Junior School scraps children’s musical that had a character based on Jimmy Savile

June 23, 2014 | by | 0 Comments
Child sex monster Jimmy Savile

Child sex monster Jimmy Savile

A junior school has been forced to scrap a children’s musical – after realising a character was based on paedophile JIMMY SAVILE.

‘Lights Camera Action!’ featured a “genial” caretaker “ready for any challenge” called Will Fixit – based on Savile’s BBC show Jim’ll Fix It.

It was first published in 2007 – before the monster was exposed as one of Britain’s worst-ever child sex fiends.

He is feared to have abused at least 500 victims – some as young as two – over six decades before his death in October 2011.

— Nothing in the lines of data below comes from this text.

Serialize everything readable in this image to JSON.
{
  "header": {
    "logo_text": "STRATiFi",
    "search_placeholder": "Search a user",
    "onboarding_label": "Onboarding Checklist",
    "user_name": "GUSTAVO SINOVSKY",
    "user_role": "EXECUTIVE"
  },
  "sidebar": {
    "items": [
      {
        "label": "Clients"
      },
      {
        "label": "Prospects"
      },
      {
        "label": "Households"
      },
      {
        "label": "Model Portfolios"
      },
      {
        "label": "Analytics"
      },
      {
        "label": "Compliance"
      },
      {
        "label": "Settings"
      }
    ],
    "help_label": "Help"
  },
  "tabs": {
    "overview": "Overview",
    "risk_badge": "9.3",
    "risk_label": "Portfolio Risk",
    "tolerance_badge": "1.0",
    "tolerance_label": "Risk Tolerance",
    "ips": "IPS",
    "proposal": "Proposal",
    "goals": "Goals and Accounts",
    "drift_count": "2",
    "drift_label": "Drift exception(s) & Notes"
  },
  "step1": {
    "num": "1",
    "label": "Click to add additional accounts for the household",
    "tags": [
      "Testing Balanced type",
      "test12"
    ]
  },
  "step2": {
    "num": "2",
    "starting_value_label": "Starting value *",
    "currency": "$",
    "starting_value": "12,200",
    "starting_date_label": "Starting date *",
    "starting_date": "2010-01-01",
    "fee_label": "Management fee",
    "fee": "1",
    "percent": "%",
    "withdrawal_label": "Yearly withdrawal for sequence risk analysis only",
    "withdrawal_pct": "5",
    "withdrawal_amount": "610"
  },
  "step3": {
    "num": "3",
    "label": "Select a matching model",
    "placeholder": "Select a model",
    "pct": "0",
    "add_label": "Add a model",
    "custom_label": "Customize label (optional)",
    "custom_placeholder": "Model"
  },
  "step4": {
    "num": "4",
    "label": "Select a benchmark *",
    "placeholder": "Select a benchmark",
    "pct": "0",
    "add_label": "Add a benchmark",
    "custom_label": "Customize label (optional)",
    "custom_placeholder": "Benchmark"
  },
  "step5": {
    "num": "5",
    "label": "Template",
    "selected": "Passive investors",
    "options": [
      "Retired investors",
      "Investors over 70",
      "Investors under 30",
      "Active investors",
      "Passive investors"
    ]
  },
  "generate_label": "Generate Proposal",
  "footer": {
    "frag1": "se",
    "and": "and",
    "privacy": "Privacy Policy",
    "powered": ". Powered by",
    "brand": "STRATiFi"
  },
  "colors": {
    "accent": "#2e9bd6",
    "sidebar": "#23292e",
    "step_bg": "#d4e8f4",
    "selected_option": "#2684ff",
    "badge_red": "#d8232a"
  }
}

Final year children were sent home from the Scargill Junior School in Rainham, Essex with scripts of the musical so they could decide which part they wanted to audition for.

One mum said: “My son came home and said ‘Mummy, should I be singing about Jimmy Savile? – I said ‘what’.”

“I think it is completely disgusting – I do not want him to be a part of it.

“The school bought the script from a production company which adapts play for primary schools but not one of his teachers picked up on it.

“I am just glad he is leaving – if he was not leaving the school in July to go to secondary school I would be withdrawing him completely.”

Another irate parent added: “That character was quite clearly based on Jimmy Savile. Why didn’t any of the teachers bother to read the script before they sent it out with all the kids?

“It just goes to show how far standards are slipping at the school.”

The Will Fixit character – who wears a large S on his chest – was originally named Jim Fixit when the play was first published.

Red-faced bosses at the school where pupils are aged seven to 11, texted all parents on Friday: “URGENT MESSAGE. We would like to RECALL all of the year 6 play scripts as soon as possible.”

Headteacher Amanda Ireland is now choosing a different play to perform, and will destroy all scripts once they have been returned by parents.

The play was last performed four years ago before the mammoth investigation into Savile’s sex abuse scandal began in 2012.

It is written by Andrew Oxspring and still available for purchase for primary schools, starting from £37.

Lights? Camera? Action! is a sketch-show style play aimed at children aged seven to 11.

The Savile-style character speaks about young boys not being a “pretty sight”.

When one of the kids reads a letter asking Jim to fix it so there isn’t a mirror in the year 5 toilets anymore, the character replies: “I understand, Mr Dixon. I’ve seen the Yr5 boys – ooooh! Not a pretty sight!”

The script then gives a stage direction for Jim Fixit to “dramatically” remove his overcoat – revealing a superhero costume with tights and a cape.

Mr Fixit even has a song dedicated to him – similar to the Jim’ll Fix It theme song – and features the lyrics ‘you’re a real life superhero?everyone is depending on you’.

Edgy Productions, the company behind the play, wrote: “Join genial caretaker, Will Fixit, as he and his crew take on maintenance challenges in and around school, in ‘DIY Distress!’”

Mrs Ireland, who has been head of the school for 11 years, defended her initial decision to put on the play featuring the shocking character, because it was a hit.

She said: “Lights Camera Action is a really good play in terms of what the year 6 pupils enjoy doing.

“However, because it is an older play the matter of one of the characters, in light of what has happened recently, is inappropriate.

“The whole idea was children would go to the character and he would fix their problems.

“We have not had time yet to decide on a new play because it all blew up.”

She added:  “This was a complete oversight on our behalf and I apologise to all parents and children who have seen the script.

“It was totally inappropriate and unacceptable.  We will be using a completely new play and I have asked parents to return all current scripts so they can be destroyed.”

The school, which has around 290 pupils, was criticised in its last Ofsted report in May last year where they were marked down from ‘good’ to ‘requires improvement.’